B.C.S., Acadia University, 2003
M.S., Computing Science, Simon Fraser University, 2006
Ph.D., Computer Science, University of British Columbia, 2012
Bioinformatics and computational biology, theoretical and experimental algorithmics, combinatorics and computational complexity.
I received my Ph.D. in computer science in 2012 from the University of British Columbia in Vancouver. After this, I won a Marie Curie postdoctoral fellowship for two years of research in Europe (Inria in France and CWI in the Netherlands). In 2014, I returned to the Evolutionary Biology Lab (LBBE) in Lyon, France, for another two years, and from 2016 to 2019, I was a postdoctoral fellow in the Experimental Algorithmics Lab (algolab.eu) in Milan, Italy. In 2019, I was a visiting assistant professor at Fairfield University in Connecticut, and in 2020, I joined Georgia State University as an assistant professor.
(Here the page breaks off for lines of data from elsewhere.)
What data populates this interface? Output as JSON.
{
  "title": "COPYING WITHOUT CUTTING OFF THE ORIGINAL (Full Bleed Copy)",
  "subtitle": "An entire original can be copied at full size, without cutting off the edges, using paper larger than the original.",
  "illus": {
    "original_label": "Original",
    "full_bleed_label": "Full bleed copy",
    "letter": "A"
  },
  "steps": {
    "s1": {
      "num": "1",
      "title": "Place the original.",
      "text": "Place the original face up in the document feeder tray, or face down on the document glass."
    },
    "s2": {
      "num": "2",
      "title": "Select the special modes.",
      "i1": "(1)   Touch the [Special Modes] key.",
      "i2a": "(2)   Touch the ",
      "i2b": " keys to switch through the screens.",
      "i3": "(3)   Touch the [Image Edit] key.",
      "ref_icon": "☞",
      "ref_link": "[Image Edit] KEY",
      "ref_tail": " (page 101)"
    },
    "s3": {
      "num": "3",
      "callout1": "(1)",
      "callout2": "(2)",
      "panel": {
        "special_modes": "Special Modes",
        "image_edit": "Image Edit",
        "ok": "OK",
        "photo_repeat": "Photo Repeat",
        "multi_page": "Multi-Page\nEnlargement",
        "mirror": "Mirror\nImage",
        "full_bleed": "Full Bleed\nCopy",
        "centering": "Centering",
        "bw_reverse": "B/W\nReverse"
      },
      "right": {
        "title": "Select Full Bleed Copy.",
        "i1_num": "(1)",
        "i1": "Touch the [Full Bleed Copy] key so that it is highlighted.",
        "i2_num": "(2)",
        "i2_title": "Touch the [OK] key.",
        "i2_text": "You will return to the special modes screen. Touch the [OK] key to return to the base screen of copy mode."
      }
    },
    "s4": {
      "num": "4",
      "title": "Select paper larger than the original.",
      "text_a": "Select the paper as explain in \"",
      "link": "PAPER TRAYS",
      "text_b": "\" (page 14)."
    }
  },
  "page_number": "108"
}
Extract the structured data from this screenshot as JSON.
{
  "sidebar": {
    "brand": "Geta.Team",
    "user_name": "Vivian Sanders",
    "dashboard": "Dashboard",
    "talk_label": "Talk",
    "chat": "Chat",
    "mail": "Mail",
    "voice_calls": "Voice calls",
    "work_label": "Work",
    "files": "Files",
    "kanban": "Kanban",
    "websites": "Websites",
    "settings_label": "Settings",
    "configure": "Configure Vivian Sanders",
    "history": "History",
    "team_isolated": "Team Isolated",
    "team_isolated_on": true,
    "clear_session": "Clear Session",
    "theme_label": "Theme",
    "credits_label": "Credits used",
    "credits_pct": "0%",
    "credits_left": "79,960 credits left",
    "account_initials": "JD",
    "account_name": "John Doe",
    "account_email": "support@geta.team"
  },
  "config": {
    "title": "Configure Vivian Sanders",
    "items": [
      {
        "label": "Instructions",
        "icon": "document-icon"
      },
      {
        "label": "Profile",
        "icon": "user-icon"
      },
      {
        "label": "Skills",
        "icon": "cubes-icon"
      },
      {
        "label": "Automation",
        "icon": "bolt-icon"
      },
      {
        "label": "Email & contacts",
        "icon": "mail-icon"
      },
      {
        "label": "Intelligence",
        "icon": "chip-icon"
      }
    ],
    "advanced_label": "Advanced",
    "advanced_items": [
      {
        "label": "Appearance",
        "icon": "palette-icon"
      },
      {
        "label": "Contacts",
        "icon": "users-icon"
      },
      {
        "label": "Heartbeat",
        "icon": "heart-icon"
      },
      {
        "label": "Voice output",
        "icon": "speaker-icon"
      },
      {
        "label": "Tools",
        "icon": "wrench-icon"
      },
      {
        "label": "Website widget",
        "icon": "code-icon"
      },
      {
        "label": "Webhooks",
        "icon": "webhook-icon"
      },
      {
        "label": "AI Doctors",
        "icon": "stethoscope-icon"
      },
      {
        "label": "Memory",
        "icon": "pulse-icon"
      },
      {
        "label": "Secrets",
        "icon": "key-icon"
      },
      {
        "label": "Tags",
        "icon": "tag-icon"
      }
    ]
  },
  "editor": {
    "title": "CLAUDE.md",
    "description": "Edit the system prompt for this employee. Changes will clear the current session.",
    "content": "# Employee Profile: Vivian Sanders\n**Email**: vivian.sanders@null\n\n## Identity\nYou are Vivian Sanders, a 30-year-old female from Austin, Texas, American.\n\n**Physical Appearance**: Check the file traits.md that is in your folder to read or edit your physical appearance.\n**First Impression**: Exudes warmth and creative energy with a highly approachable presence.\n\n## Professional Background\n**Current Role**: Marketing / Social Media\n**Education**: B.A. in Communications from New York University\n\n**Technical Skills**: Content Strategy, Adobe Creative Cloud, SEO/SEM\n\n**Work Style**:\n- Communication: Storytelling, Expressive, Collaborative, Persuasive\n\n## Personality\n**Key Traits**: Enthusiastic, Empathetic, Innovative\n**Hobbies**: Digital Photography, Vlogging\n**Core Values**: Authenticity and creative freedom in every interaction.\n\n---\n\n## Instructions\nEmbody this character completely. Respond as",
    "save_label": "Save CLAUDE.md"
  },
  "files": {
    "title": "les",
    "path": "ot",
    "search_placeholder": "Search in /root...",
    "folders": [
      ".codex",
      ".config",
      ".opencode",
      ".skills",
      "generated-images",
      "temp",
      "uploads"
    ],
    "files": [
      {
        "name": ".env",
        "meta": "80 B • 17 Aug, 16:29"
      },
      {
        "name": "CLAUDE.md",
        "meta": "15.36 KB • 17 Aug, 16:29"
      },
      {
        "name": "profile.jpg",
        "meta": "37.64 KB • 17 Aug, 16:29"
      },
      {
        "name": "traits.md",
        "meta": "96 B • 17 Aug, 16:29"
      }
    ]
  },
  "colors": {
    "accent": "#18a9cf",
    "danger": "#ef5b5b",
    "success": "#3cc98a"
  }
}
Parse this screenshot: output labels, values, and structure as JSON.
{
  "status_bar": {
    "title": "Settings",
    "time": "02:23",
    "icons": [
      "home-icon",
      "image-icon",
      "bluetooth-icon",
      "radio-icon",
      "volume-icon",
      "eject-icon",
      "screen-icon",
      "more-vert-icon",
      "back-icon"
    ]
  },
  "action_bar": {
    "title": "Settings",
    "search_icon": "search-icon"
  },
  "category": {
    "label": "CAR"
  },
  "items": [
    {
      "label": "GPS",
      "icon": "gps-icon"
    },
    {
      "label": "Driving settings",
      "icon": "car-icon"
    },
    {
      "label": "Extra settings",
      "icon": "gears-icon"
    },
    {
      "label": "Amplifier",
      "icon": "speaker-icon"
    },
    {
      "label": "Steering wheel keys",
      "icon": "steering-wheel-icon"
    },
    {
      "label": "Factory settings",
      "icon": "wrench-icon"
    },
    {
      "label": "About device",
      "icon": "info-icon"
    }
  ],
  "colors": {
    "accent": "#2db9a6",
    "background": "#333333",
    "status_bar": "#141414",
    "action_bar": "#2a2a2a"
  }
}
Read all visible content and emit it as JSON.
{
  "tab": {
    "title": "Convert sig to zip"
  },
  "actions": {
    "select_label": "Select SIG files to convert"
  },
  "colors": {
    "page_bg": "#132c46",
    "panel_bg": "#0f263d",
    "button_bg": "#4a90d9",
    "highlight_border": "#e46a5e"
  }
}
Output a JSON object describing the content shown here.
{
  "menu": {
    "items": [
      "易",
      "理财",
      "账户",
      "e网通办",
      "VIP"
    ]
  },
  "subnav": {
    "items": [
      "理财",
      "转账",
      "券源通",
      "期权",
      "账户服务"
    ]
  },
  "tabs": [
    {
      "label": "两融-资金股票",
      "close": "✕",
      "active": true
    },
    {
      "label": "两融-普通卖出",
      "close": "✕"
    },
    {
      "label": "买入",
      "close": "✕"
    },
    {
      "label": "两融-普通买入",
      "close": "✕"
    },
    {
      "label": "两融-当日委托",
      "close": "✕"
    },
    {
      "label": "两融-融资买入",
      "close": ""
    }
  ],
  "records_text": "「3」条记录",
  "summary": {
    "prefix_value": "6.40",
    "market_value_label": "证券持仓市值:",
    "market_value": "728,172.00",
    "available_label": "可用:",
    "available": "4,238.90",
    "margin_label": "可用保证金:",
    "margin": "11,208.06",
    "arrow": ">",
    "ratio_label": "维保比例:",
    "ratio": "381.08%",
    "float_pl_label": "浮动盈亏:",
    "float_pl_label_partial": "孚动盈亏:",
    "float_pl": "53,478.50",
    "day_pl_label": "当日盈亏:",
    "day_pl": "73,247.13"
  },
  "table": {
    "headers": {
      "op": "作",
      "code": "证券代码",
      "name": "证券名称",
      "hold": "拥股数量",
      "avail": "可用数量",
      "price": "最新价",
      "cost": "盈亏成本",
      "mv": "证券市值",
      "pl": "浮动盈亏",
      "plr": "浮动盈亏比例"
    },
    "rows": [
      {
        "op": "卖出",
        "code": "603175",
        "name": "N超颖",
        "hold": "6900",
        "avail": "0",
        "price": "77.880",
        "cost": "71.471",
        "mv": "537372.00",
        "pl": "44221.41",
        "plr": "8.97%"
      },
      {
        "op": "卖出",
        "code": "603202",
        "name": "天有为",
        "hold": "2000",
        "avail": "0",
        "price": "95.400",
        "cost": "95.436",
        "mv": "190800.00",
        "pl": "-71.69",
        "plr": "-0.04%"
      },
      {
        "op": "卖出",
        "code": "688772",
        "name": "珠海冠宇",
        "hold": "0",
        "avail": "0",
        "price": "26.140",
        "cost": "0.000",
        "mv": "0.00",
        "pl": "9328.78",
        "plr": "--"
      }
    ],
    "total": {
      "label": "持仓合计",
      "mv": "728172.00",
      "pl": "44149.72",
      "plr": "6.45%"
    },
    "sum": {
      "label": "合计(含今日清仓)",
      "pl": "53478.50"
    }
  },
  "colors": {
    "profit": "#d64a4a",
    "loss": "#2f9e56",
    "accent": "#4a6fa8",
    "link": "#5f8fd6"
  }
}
My research focuses on algorithmic approaches to the latest bioinformatics challenges, often resulting in usable software tools and scalable data analysis pipelines. Most of my research has some connection to evolutionary biology, where the goal is to either (a) build an evolutionary tree on a set of objects or (b) study the dynamics of objects, given such an evolutionary tree. An example of (a) would be studying a set of diversified cancer cells from a single-cell sequencing experiment on a tumor, which can provide insight into how the tumor has progressed from the initial "driver" mutation(s) to the present heterogeneous state. Examples of (b) would be analyzing the co-occurrence of genes among related species (which can be used to infer ancestral gene orders) or the correlated evolution of proteins (which can be used to build ancestral metabolic networks). Both provide insight into the interplay among pathogens, their hosts, and the ecosystem of the given time period and geographical location. Other projects I work on involve the analysis of long-read DNA sequencing data for assembling (or phasing) haplotypes, which sheds light on factors such as compound heterozygosity for determining human susceptibility to certain disorders. What is interesting is that the haplotype assembly of cancer cells in (a) and the pathogens (e.g., viruses, which can have a hundred haplotypes) of (b) can be an added source of information for these studies as well.